While the court may in trials beginning after January 30, 1970, require the prosecution at that time to make reasonable efforts to locate the informant it should not be fatal to a successful prosecution if those efforts are rendered fruitless by the fact that the last meaningul contact with the informant occurred prior to the time that the police were required to obtain and provide the additional information. (See People v. Fortier (1970) 10 Cal.App.3d 760 [89 Cal.Rptr. 210].) In this conclu*535sion, we parallel the result reached by the Supreme Court of the United States in dealing with the lineup requirements of United States v.
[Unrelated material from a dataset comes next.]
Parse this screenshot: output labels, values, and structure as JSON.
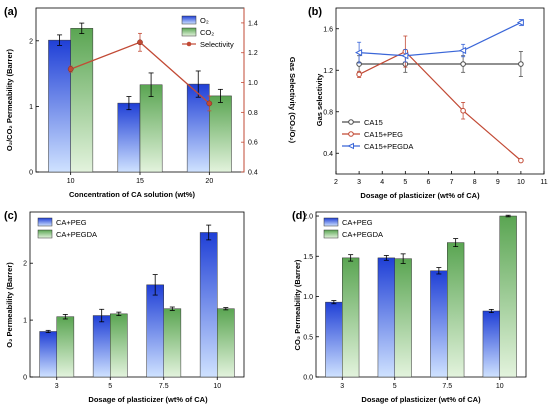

Wade, 388 U.S. 218 [18 L.Ed.2d 1149, 87 S.Ct 1926], and Gilbert v. California, 388 U.S. 263 [18 L.Ed.2d 1178, 87 S.Ct. 1951]. (Stovall v. Denno, supra, 388 U.S. 293.)
The judgment is affirmed.
Appellant’s petition for a hearing by the Supreme Court was denied November 18, 1970. Peters, J., was of the opinion that the petition should be granted.
The three criteria are: (a) The purpose to be served by the new standards; (b) the extent of the reliance by law enforcement authorities on the old standards; and (c) the effect on the administration of justice of a retroactive application of the new standards.